Mais les choses n'ont pas vraiment pris ce chemin. Au contraire, l'information et ses implications ont largement été relayées. Les suspicions qui étaient plus ou moins éteintes (au moins calmées), la trêve hivernale et la montée en puissance avant la saison 2020 passant par là, ont été réalimentées. Certes, F1 TV avait cessé sa diffusion des essais, certes les directeurs d'équipes avaient déjà quitté le paddock de Barcelone, certes l'attention des fans et des observateurs se focalisait sur la dernière feuille des temps et le bilan des six journées de roulage, mais ce que ne disait pas le texte publié par la FIA a rapidement sauté aux yeux.

Voici le communiqué, tel qu'officiellement publié en français : "La FIA annonce qu'après des enquêtes techniques approfondies, elle a conclu son analyse du fonctionnement de l'unité motrice de la Scuderia Ferrari de Formule 1 et est parvenue à un accord avec l'équipe.
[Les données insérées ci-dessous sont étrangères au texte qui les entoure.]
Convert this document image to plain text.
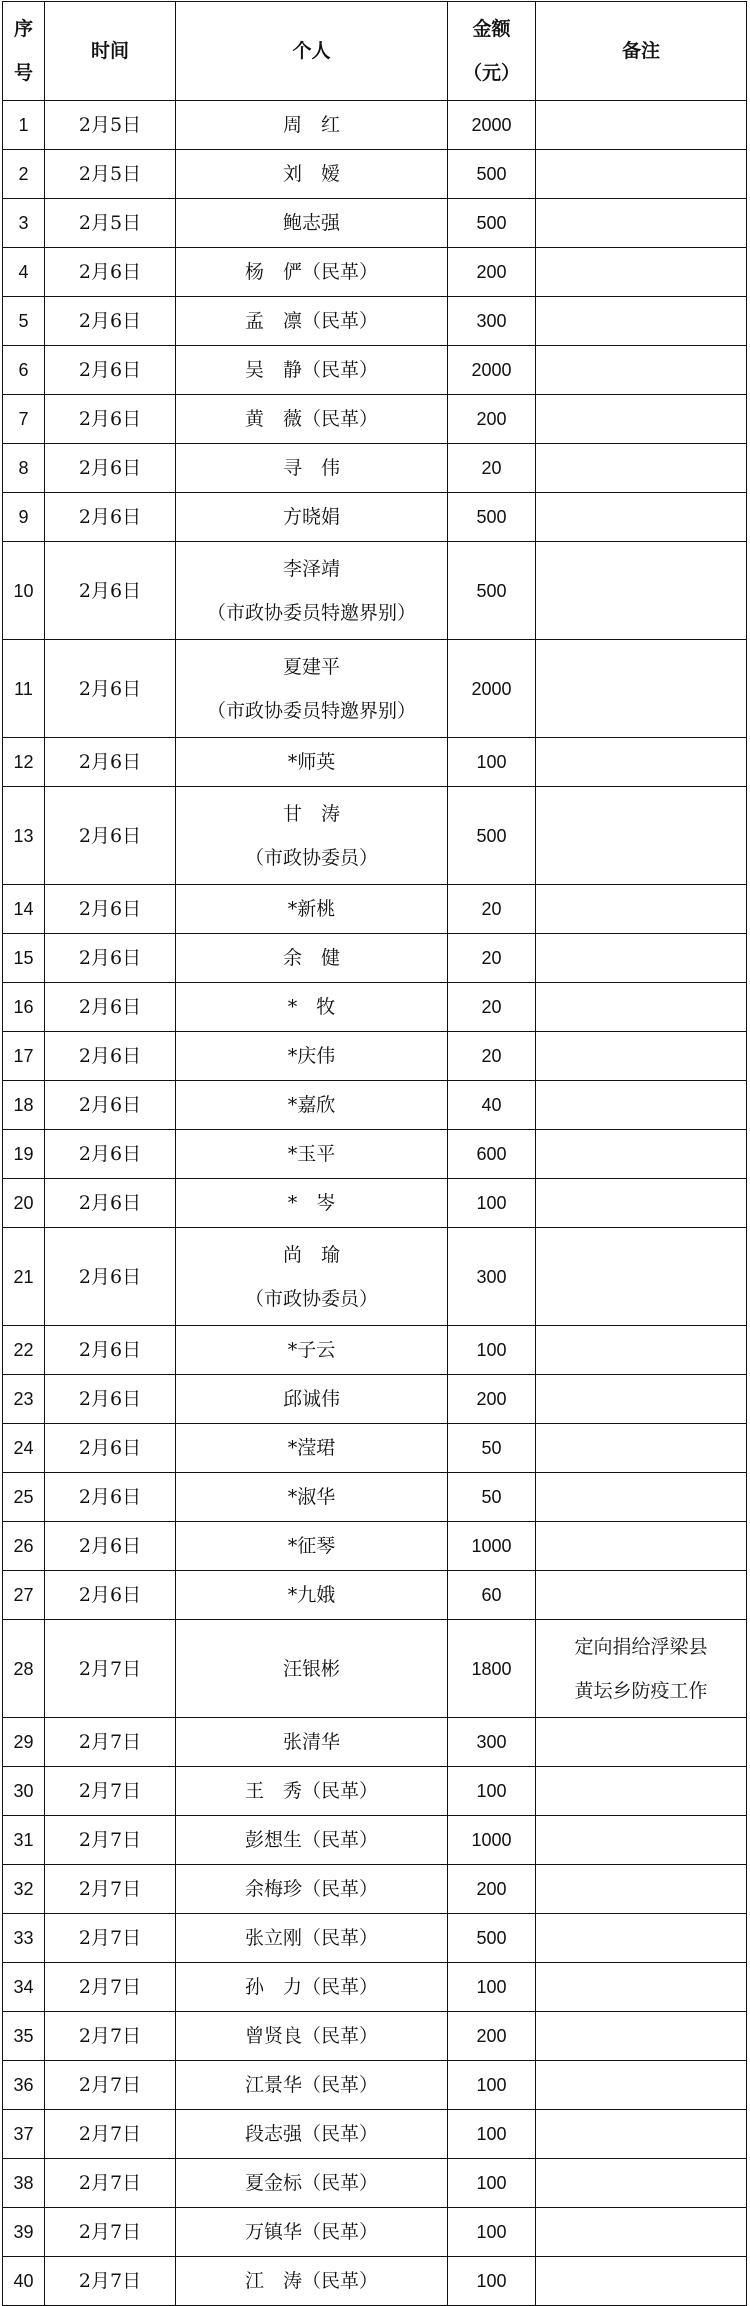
序
号	时间	个人	金额
（元）	备注
1	2月5日	周　红	2000	
2	2月5日	刘　嫒	500	
3	2月5日	鲍志强	500	
4	2月6日	杨　俨（民革）	200	
5	2月6日	孟　凛（民革）	300	
6	2月6日	吴　静（民革）	2000	
7	2月6日	黄　薇（民革）	200	
8	2月6日	寻　伟	20	
9	2月6日	方晓娟	500	
10	2月6日	李泽靖
（市政协委员特邀界别）	500	
11	2月6日	夏建平
（市政协委员特邀界别）	2000	
12	2月6日	*师英	100	
13	2月6日	甘　涛
（市政协委员）	500	
14	2月6日	*新桃	20	
15	2月6日	余　健	20	
16	2月6日	*　牧	20	
17	2月6日	*庆伟	20	
18	2月6日	*嘉欣	40	
19	2月6日	*玉平	600	
20	2月6日	*　岑	100	
21	2月6日	尚　瑜
（市政协委员）	300	
22	2月6日	*子云	100	
23	2月6日	邱诚伟	200	
24	2月6日	*滢珺	50	
25	2月6日	*淑华	50	
26	2月6日	*征琴	1000	
27	2月6日	*九娥	60	
28	2月7日	汪银彬	1800	定向捐给浮梁县
黄坛乡防疫工作

29	2月7日	张清华	300	
30	2月7日	王　秀（民革）	100	
31	2月7日	彭想生（民革）	1000	
32	2月7日	余梅珍（民革）	200	
33	2月7日	张立刚（民革）	500	
34	2月7日	孙　力（民革）	100	
35	2月7日	曾贤良（民革）	200	
36	2月7日	江景华（民革）	100	
37	2月7日	段志强（民革）	100	
38	2月7日	夏金标（民革）	100	
39	2月7日	万镇华（民革）	100	
40	2月7日	江　涛（民革）	100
Les détails de l'accord resteront confidentiels."

Lire aussi :

"La FIA et la Scuderia Ferrari ont pris un certain nombre d'engagements techniques qui amélioreront la surveillance de tous les moteurs de Formule 1 pour les prochaines saisons du championnat et aideront la FIA dans ses autres tâches réglementaires en Formule 1, ainsi que dans ses activités de recherche sur les émissions de carbone et les carburants durables."

Alors que la question de la conformité à la réglementation technique est la seule à laquelle tout le monde cherchait une réponse l'an passé concernant le moteur de la Scuderia, ce communiqué n'en dit absolument rien. Autant dire qu'en pareilles circonstances, cela ne fait qu'ajouter du poids à la suspicion et donne une impression de trouble.

Premiers soupçons et données GPS

Charles Leclerc, Ferrari SF90

Retour quasiment un an en arrière. Lors du Grand Prix de Bahreïn 2019, les rivaux de Ferrari constatent une nette hausse de la vitesse en ligne droite des SF90, deux semaines après un GP d'Australie à la limite du désastre où la Scuderia, pourtant favorite après les tests de Barcelone, avait été dominée aussi bien en virage qu'en ligne droite. Les yeux sont restés rivés sur cet étonnant niveau de performance à mesure de l'avancée de la campagne.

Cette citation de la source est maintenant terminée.